The clip range epsilon = 0.2 is the classic Schulman default; tightening it (e.g. 0.1) makes updates more conservative, loosening it (e.g. 0.3) lets the policy move further per step.
KL is added on top of the surrogate as a regulariser, not as part of the advantage.

Objective (math)

For a prompt, two completions, and a winner w. The advantage is not a reward-model output here — it is derived from the log-prob gap between chosen and rejected, after the judge has decided which is which.

A           =  log π_θ(y_c)  −  log π_θ(y_r)                    (per-sequence advantage)
A_norm      =  ( A  −  mean )  /  ( std + 1e−8 )

ρ_c         =  exp( log π_θ(y_c)  −  log π_ref(y_c) )
ρ_r         =  exp( log π_θ(y_r)  −  log π_ref(y_r) )

ℒ_surr      =  − min( ρ_c · A_norm,  clip( ρ_c, 1−ε, 1+ε ) · A_norm )
             =  − min( ρ_r · (−A_norm),  clip( ρ_r, 1−ε, 1+ε ) · (−A_norm) )

ℒ_PPO       =  ℒ_surr  +  β · ( mean( log π_θ  −  log π_ref ) )

Dataset format

Same as the other online loops: only a prompt field at training time. Completions are sampled from the policy and the chosen/rejected split comes from the judge.
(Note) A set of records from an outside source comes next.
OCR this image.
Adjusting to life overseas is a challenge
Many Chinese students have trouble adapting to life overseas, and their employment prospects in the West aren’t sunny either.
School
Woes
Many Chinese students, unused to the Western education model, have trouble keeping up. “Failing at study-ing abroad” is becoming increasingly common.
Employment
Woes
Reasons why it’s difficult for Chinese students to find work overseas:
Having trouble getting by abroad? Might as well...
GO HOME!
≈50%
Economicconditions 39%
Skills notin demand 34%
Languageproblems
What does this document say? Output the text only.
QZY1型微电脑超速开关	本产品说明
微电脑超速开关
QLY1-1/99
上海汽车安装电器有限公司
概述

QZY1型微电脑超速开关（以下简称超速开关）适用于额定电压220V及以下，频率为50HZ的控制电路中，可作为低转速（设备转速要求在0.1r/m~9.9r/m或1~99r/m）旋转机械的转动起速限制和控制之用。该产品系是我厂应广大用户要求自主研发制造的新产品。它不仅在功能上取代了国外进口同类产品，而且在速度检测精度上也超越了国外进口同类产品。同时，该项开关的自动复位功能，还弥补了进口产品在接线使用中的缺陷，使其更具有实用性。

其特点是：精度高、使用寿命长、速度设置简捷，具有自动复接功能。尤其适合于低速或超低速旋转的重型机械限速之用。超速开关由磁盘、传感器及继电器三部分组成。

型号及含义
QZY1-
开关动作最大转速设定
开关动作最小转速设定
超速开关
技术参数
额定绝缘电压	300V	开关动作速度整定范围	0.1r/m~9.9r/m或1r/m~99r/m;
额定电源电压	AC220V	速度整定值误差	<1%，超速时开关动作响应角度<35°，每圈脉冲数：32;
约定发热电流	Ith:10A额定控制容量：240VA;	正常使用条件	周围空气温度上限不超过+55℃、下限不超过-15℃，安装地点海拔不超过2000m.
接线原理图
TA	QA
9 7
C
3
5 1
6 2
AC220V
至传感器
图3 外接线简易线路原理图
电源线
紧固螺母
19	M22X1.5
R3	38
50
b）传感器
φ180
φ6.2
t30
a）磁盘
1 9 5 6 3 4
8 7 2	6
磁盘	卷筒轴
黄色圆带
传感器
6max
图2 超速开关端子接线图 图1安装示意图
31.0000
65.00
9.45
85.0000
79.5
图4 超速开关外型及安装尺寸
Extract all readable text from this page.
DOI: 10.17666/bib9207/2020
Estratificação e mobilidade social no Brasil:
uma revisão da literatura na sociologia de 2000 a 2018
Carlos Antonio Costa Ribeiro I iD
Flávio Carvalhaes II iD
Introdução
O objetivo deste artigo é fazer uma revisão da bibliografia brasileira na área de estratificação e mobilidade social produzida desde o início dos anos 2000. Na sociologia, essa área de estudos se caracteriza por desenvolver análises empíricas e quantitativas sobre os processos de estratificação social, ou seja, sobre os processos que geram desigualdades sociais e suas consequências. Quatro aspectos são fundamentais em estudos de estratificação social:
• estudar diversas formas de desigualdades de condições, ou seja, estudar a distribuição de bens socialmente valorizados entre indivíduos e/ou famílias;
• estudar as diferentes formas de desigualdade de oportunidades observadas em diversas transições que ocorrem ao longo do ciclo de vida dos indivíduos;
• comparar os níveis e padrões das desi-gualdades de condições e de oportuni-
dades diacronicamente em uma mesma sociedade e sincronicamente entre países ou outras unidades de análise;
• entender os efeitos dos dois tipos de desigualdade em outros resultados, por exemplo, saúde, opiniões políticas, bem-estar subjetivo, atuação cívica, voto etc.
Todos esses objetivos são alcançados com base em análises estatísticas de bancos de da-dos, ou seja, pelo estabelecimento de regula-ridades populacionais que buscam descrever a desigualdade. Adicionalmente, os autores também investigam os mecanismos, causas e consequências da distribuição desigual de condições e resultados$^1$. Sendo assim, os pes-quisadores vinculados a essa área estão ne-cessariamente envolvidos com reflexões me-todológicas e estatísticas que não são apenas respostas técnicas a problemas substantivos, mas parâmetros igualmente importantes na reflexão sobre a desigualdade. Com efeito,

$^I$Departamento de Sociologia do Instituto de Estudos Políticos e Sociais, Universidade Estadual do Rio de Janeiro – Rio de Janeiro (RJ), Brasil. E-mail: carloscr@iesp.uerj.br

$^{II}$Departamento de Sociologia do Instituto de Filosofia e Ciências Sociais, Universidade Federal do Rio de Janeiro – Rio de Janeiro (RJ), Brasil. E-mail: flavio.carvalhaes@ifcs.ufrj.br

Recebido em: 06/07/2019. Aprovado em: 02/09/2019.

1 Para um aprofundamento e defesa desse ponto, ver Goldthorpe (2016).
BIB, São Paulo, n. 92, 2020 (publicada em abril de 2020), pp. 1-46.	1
The bundled default is mlx-community/Human-Like-DPO.

When to use it

The classic, the most expressive, and the most finicky. Reach for PPO when the other loops are under-performing on a metric the judge captures well, and you have time to tune epsilon and beta together. Always log clip_fraction — if it sits at 0% the policy is not moving, if it sits at >30% the policy is moving too far per step.

PPO-specific settings

In addition to the shared SFT substrate:

Setting	Default	What it actually changes
`beta`	`0.1`	KL regulariser weight, added to the clipped surrogate.
`epsilon`	`0.2`	PPO clip range for the importance ratio. The classic value; lower it for more conservative updates.
`dpo_cpo_loss_type`	`sigmoid`	Loss variant (the chosen/rejected split is the same; only the inner objective changes — the runner passes it through).
`delta`	`50.0`	Drift-penalty coefficient for `dpop`.
`judge`	`Qwen/Qwen3-0.6B`	Pairwise judge (LLM or `human`).
`judge_system`	`—`	Rubric system prompt for the judge.
`max_completion_length`	`512`	Maximum sampled completion length.
`temperature`	`0.8`	Sampling temperature for the policy completions.
`reference_model_path`	`—`	Frozen reference used in the importance ratio.

In the app

On the Train tab, PPO shows an Online Preference block on top of the shared form:

Completion → max_completion_length; Temp → temperature; Epsilon → epsilon (the PPO clip range; classic default 0.2).
Judge picker (segmented LLM / User): LLM → judge (model id / local path); User → judge = "human".
Judge model field (shown when Judge = LLM).
Judge system prompt → judge_system (shown for the LLM judge — the rubric PPO will amplify, so make it precise).
Dataset Columns — Prompt.

Not exposed in the UI for online modes (use app defaults; edit via YAML): beta (0.1, KL regulariser weight), dpo_cpo_loss_type (sigmoid), delta (50.0), reference_model_path (empty ⇒ second copy of the base model, used in the importance ratio).

Shared form: Model & Data; Fine-tune (LoRA/DoRA/Full + Quantization); Training Settings; Output. (QAT is not applicable to online loops.)

Tips & gotchas

Log clip_fraction. If it is consistently > 0.3, the policy is moving too far per step — either lower lr or tighten epsilon to 0.1.
epsilon = 0.2 is the original PPO default and is a fine starting point; do not lower it until you have seen the policy train for at least one full pass.
A KL weight (beta) that is too small lets the policy drift far from the reference; a beta that is too large suppresses the policy before it learns anything. Start at 0.1 and adjust based on the kl_penalty log.
The judge matters more than the algorithm. PPO amplifies whatever the judge rewards, for better or worse.

References

Schulman et al., 2017, Proximal Policy Optimization Algorithms.
Implementation: vendor/mlx-lm-lora/mlx_lm_lora/trainer/ppo_trainer.py.